この塗料は、温度変化や温度履歴を色彩で表示してくれますので、食品の衛生管理などに注目されている塗料です。
示温塗料は、特定の温度において明瞭に変色する化合物を顔料としたもので、次のような種類があります。
(1)不可逆性示温塗料
温度変化による不可逆的な色の変化を利用したもので、顔料としてコバルト、ニッケル、鉄、銅、クロム、マンガンなどの塩類が用いられ、これらの組成中にアミン、アンモニウム塩、炭酸基、しゅう酸基などを含みます。
変色は、アンモニア、炭酸ガス、水などの発生を伴う熱分解によって顔料化合物の組成そのものが変化して起りますので、変色は不可逆的です。一旦変色すれば、その後温度が下がっても原色に戻ることはありません。適用範囲50〜400℃
(2)可逆性示温塗料
この示温塗料に用いられる顔料は、結晶形の転移などに伴う色の変化を利用したもので、Ag2HgI4(変色温度50℃)、Cu2HgI4(70℃)、Ag2HgI4-Cu2HgI4固溶体(35〜70℃)などや、有機染料化合物なども用いられています。

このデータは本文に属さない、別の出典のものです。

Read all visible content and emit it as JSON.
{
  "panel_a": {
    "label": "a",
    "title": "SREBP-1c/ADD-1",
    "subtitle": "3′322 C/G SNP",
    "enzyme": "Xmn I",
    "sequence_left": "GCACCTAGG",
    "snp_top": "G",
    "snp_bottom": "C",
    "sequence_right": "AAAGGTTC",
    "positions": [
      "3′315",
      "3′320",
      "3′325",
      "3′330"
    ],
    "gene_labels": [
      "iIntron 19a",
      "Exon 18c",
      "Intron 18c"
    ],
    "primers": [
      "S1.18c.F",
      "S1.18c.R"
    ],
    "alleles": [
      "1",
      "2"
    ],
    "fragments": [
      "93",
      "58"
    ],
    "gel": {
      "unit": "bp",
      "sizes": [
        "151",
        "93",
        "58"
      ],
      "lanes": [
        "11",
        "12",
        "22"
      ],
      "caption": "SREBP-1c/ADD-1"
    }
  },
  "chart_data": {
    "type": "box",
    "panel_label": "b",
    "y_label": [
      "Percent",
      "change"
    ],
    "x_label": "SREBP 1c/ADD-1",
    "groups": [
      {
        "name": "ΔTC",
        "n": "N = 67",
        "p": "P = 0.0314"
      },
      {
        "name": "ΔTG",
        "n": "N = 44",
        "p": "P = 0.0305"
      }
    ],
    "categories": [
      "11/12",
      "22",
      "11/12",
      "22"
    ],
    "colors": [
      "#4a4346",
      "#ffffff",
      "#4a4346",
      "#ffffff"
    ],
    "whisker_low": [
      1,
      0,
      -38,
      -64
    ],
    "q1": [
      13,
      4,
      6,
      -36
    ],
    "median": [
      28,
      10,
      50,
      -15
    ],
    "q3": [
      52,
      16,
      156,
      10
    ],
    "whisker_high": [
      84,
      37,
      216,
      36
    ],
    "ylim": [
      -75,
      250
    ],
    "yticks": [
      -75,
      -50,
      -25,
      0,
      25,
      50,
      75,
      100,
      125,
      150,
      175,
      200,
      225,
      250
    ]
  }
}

この塗料は、示温温度に到達すると変色しますが、その後温度が下がれば原色に復帰します。
(3)積算型示温塗料
この示温塗料は、不可逆性タイプでありますが、温度と時間の相乗作用で変色します。示温材としては、硫黄化合物や、これに多価金属化合物との混合物が使われます。
変色は、水蒸気の存在下で一定時間加熱すると、多価金属の硫化物を生成して変色します。
(4)準可逆性示温塗料
この塗料は、加熱により結晶水を失って変色しますが、多湿な雰囲気で再び結晶水を取り入れ復色する化合物を示温材として用いています。NiやCoのヘキサメチレンテトラミン塩などが一般に使われています。